Andrea Miglietta, the founder of Lunatica, is a great player who will try to carry his team to victory with his skills and notably his versatility, covering almost every role available. Marco Anglano is the main beater of the squad, and he will be a stable threat for every opponent due to his precision and strategy. Lunatica’s roster has five players who have been chosen for the first part of the selection of the Italian National Team, including the two previously mentioned members, who will surely be able to surprise the teams that haven’t seen them play yet. The whole team is a mix of small/agile players and big/strong ones, allowing them to adapt themselves to difficult situations. With a deep bench of 19 players, and being the closest you get to a host team, they should be well rested and have a good chance at proceeding to the upper bracket. They fell just short of this goal last year, taking third place in their group after losing to UiO (now OSI Vikings) and Nottingham Nightmares. However, this year their chances are looking better. They will likely not be able to beat Durham, but as the other teams in the group have small rosters, they should be able to get an assist by the Italian sun as the others will be at risk of fatigue.

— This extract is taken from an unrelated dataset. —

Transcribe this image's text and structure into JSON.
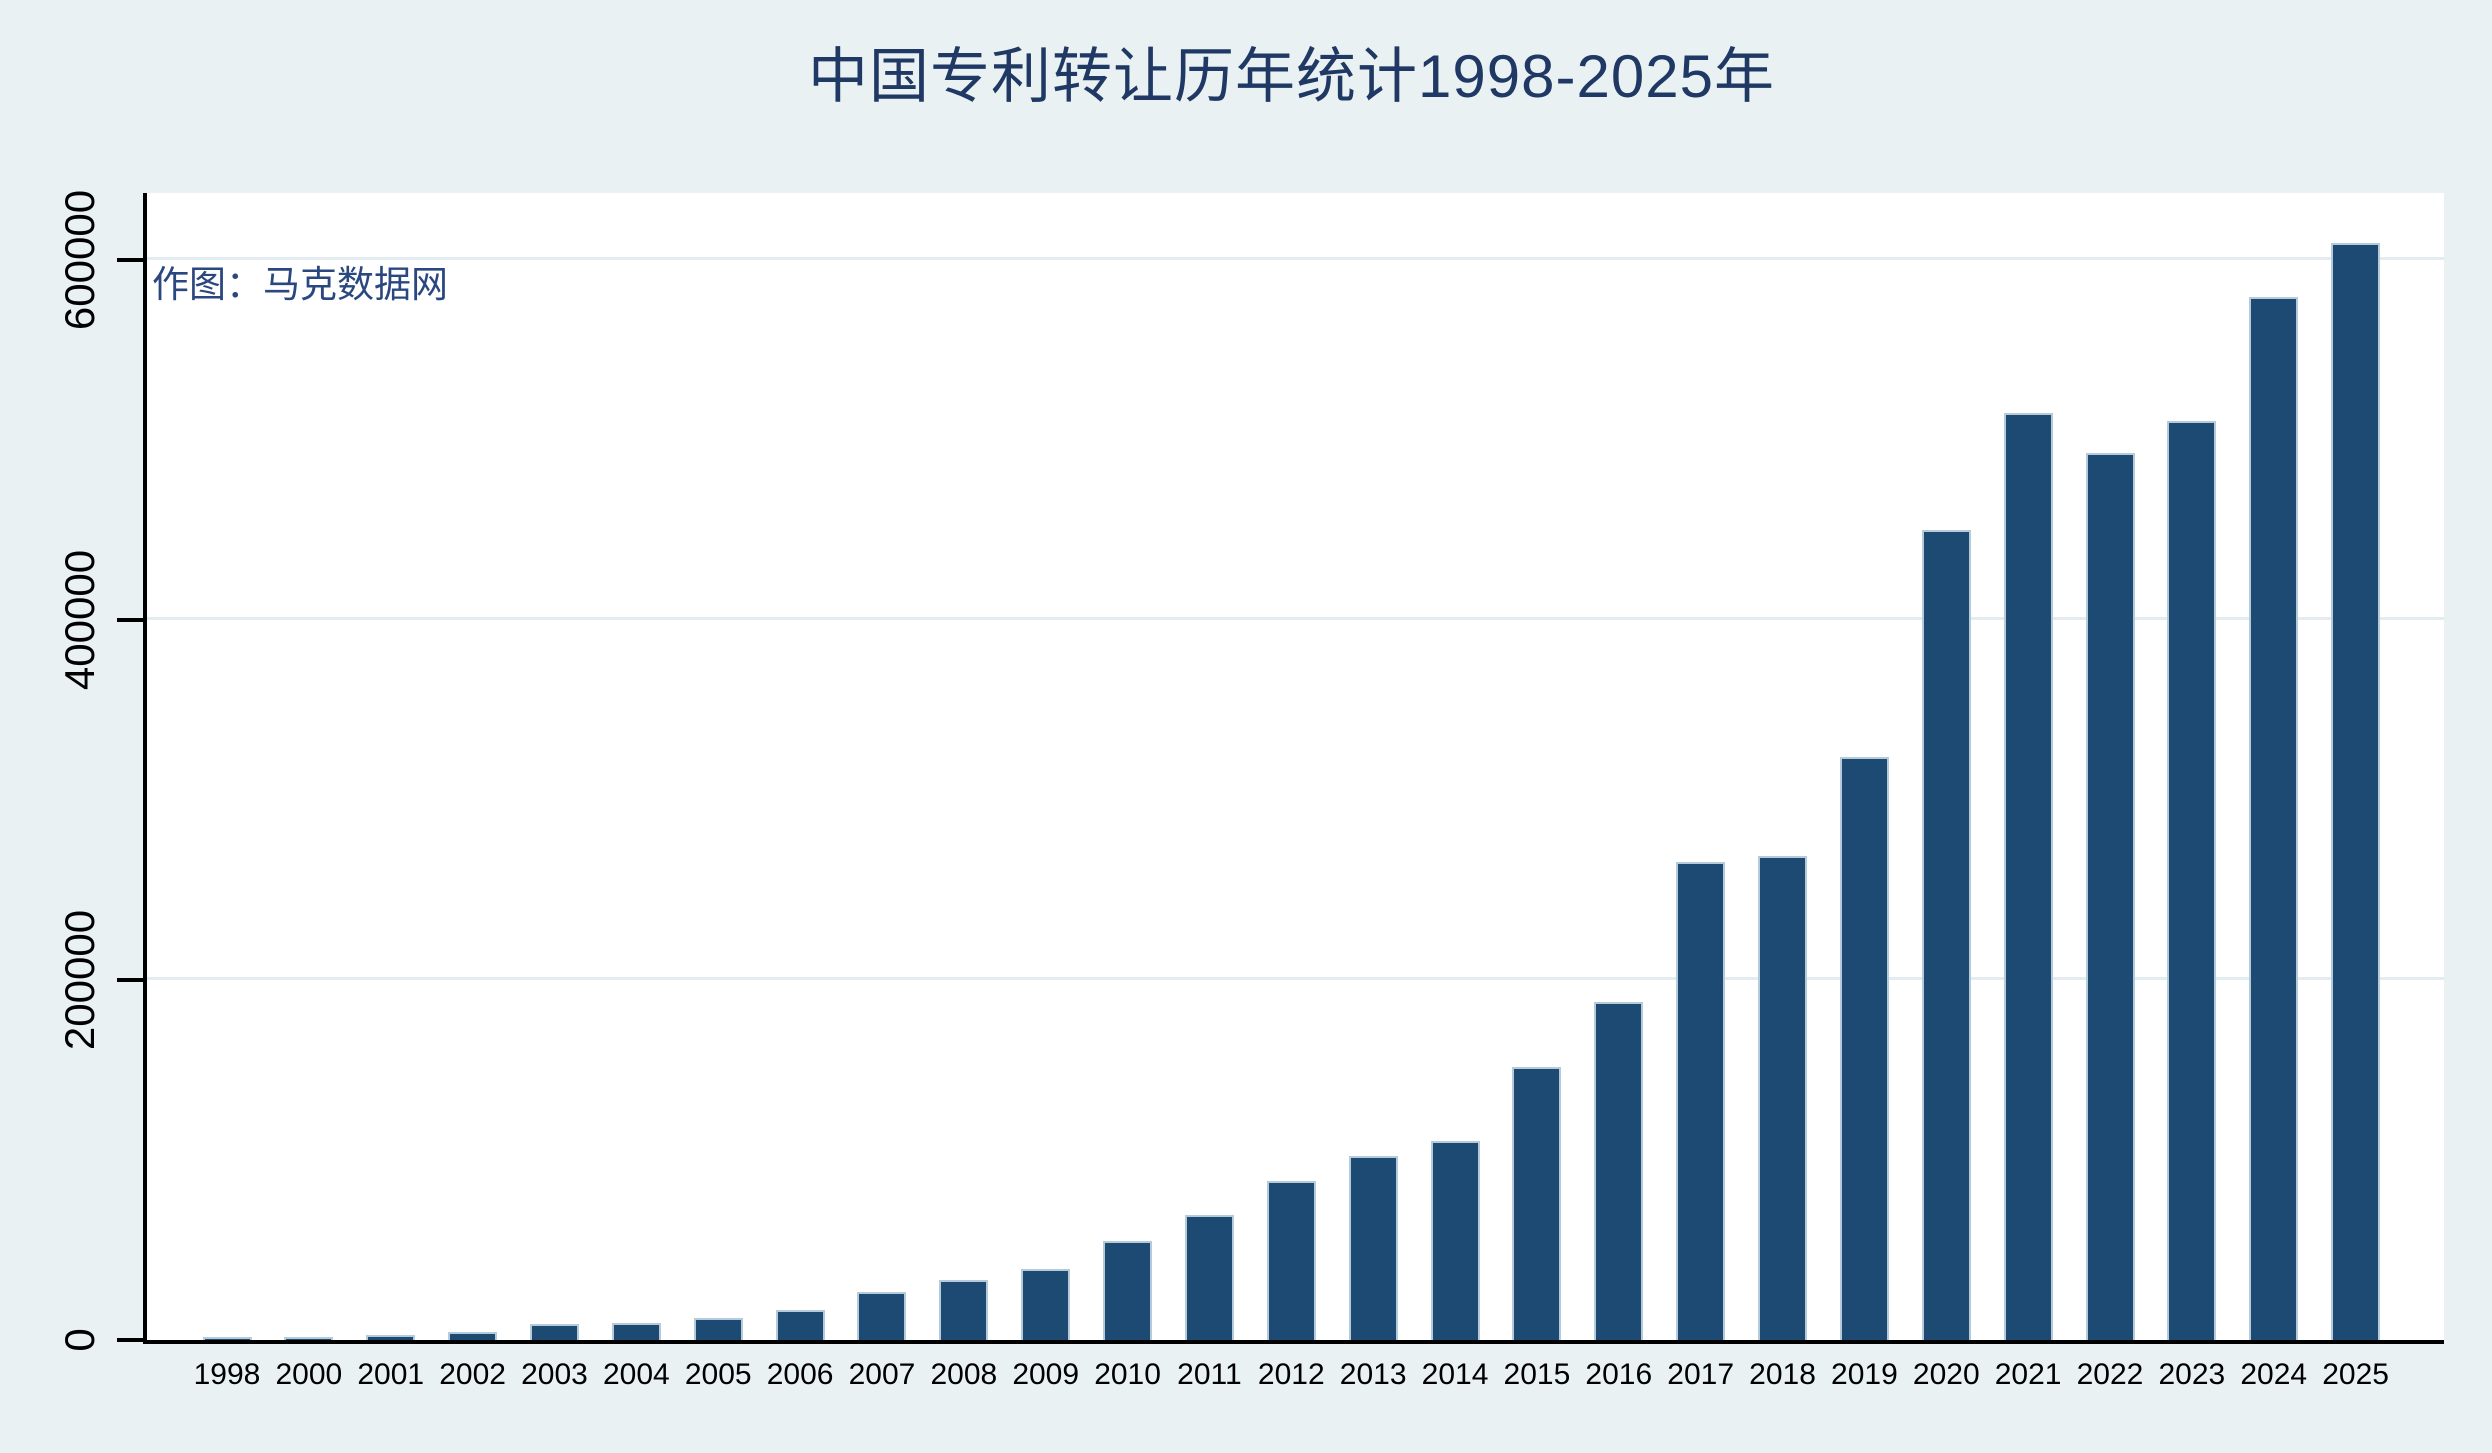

Group F will be an interesting group to follow as most fixtures are wide open. Durham seems destined for Division I, being both the first seeded and one of the larger teams in this group. Predicting the second team to proceed to the upper bracket is more difficult. The Qwaffles are the second seeded team and will be bringing some familiar names and national team players with them, but they will be bringing a team that’s on the smaller side. Lunatica, on the other hand, has the home advantage and will have almost an entire 21-person roster, which is bound to be an advantage. Meanwhile, it’s difficult to compare the Werewolves and Nantes. The Werewolves might not have had a high result at the previous EQC, but they have shown a strong and steady improvement during this past season, ending with their performance at BNLC. Nantes performed well at the previous EQC, but they haven’t had the greatest success at the recent French national championship. The order of the last four places are anyone's guess, and if you like close games, this is the group to watch.